In this particular solution i’m using a snippet that looks like this to do a parallel loop over the letters of the alphabet:

fn best_react(contents: String) -> usize {
    "ABCDEFGHIJKLMNOPQRSTUVWXYZ".par_chars().map(|test| {
        let this_contents = contents.replace(test, "");
        let this_contents = this_contents
            .replace(test.to_ascii_lowercase(), "");

        react(this_contents).len()
    } ).min().unwrap()
}

This compiles and runs, however I don’t see any speedup from multicore parallelism over replacing the par_chars call with a call to chars.

Is there something I’m missing here? Or is there something in my code that prevents the loop from getting parallelized?


#2

In general, the biggest issue you’re going to run into with pretty much any Advent of Code puzzle when it comes to Rayon is that you’re not going to be able to give enough work to Rayon to get enough benefits from parallelism to outweigh the overhead that rayon imposes.

For example, here you’re only parallelizing over a set of 26 elements, which is basically nothing. This could have good speed up if there’s a large amount of work per each element, but just based on a simple reading of this code, it doesn’t seem like there’s that much work, unless contents is a pretty large string.


#3

Each loop iteration takes about a few tenth of a second - the length of this_contents is about 10,000 characters. That seems like a decent amount of work to me.


#4

Ah if I artificially increase the size of the input I do see some speedup, so I guess my problem is too small.


#5

What’s rayon::current_num_threads?

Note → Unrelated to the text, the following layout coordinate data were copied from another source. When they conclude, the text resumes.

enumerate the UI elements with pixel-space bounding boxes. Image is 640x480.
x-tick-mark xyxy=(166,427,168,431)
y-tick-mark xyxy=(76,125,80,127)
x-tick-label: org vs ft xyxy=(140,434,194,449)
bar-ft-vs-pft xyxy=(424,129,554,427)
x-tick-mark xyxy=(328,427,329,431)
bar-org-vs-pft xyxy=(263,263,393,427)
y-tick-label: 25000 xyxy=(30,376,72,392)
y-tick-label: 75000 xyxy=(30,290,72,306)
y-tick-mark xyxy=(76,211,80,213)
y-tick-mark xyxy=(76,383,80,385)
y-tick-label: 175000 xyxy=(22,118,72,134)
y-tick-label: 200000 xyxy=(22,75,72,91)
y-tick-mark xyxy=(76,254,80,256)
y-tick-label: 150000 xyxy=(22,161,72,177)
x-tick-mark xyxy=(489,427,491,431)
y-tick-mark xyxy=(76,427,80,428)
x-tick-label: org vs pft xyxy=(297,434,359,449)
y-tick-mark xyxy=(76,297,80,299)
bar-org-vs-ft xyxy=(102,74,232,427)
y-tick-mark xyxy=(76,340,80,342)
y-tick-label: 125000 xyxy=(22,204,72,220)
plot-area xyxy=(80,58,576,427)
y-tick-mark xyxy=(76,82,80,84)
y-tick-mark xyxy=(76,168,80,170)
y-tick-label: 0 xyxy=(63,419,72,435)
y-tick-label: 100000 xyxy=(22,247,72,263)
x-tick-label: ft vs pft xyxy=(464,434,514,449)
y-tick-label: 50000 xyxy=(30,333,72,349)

If you tweak the RAYON_NUM_THREADS environment variable, do you see any changes to the runtime?


#6

rayon::current_num_threads() evaluates to 4. time also tells me that I’m using more than 100% of my CPU when I use an artificially large input, but not when I’m using the smaller input values that I’ve checked in to the repo.


#7

At first glance… I’m stumped. The problem isn’t big, but it’s still enough that I’d expect some parallelism.

I first commented out the part1 react, and perf tells me that 91% of what remains is still in react, presumably called by best_react. And a further 7% is in memmove, probably from react shifting values around.

I even added a debug line to make sure they’re really spreading across threads:

        eprintln!("{:?} on {:?}", test, std::thread::current().id());

… which indeed shows all threads active. But overall I still only get like 1.032 CPUs utilized.


#8

Aha!

    println!("{}", best_react(react(contents)));

The majority of your time is spent in this first react call, before you ever enter the parallel best_react. If you change this to best_react(contents), then it does show some real parallelism.

(But then it takes longer overall, since they’re repeating some redundant work. And kudos, I actually didn’t realize it would be safe to pre-react it like this when I did the problem!)


#9

Ahh, cool! Thank you! When I said “artificially large input” I was just deleting that optimization. D’oh!

The rust community rocks, thank you for taking time to help.